¿Qué le pasaría a la pavota de su hermana que andaba todo el tiempo como en las nubes? Parecía perseguir algo que sólo ella veía e iba de allí para aquí murmurando, en voz muy baja, palabras incomprensibles. Tan concentrada estaba en «eso» que ni siquiera encontraba algún motivo para pelearse con él cuando antes, por cualquier tontería, le armaba unos escándalos mayúsculos. Ahora, en cambio, podía hasta tirarle del pelo que ella no decía ni «mu». ¿Se había enamorado la tarada? Leandro sabía que los enamoramientos producían esa clase de efectos. ¡Y bueno, de últimas, a él, qué...! Lo único verdaderamente importante era que ya no estaba obligado a cederle, a la insoportable, la mitad de su cuarto. Y que en cambio, a partir de hoy, lo compartiría con el objeto de sus sueños, la pasión de sus días: sólo le faltaba una cuadra para llegar a la veterinaria y comprarse la iguana que tanto anhelaba. Los tíos y abuelos, que el fin de semana los habían visitado en la casa nueva, estuvieron generosos y agregaron a los ahorros la cantidad necesaria para cubrir el precio de la mascota.
Ahora él ya estaba en el negocio; y su dueño, a punto de convertirse en realidad. Observó cuidadosamente los dos ejemplares en venta: le aclararon que uno era macho y el otro, hembra. Le habría encantado poder comprarse los dos. Se consoló pensando que tal vez, más adelante, lo haría. Tomando con delicadeza a la hembra, el veterinario le explicó a Leandro que, en esa especie, el género femenino resultaba más dócil. Para demostrárselo, puso a la iguana sobre el hombro del chico. Él giró la cabeza y se encontró con los ojos redondos del animal que lo observaban fijamente. Esa mirada, dulce y pacífica, terminó por convencerlo.
Leandro oyó con cuidado las recomendaciones: la iguana podía comer verduras y frutas pero, también, era necesario que recibiera calcio.
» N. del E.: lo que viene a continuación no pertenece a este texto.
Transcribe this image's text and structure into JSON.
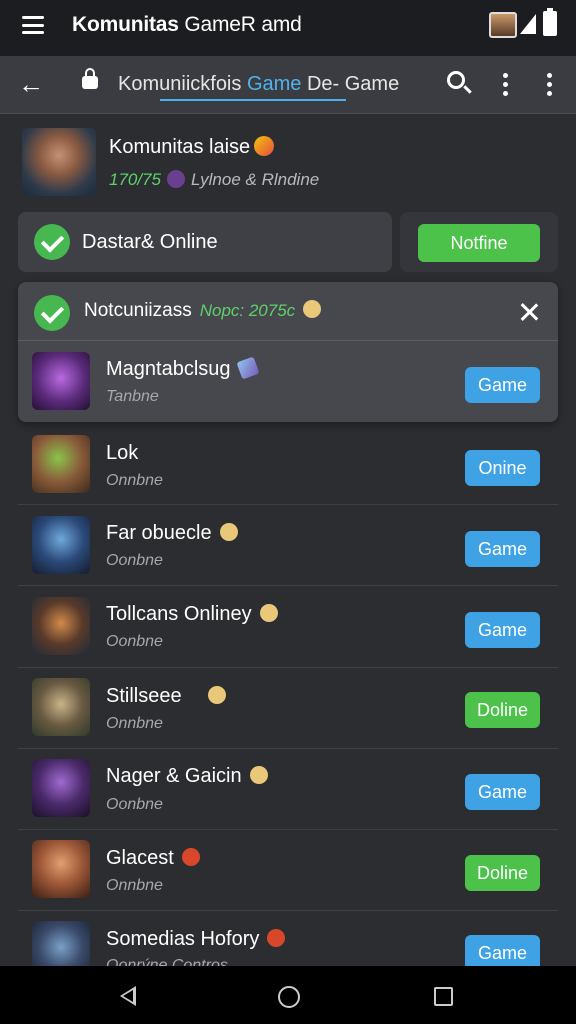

Asimismo, era muy importante que tomara sol y que su hábitat se mantuviera templado. Para eso, durante el invierno, debía colocarse en la pecera un pequeño calefactor.
Cargando con delicadeza la caja donde trasladaba al animal y rebosante de alegría, Leandro volvió a su casa. Se preguntaba qué cara pondría Julieta cuando lo viera entrar con la mascota. Pero, para su decepción, la hermana no estaba. Tampoco, su mamá.
¡Y bueno...! Ya tendría tiempo de sorprenderlas más tarde.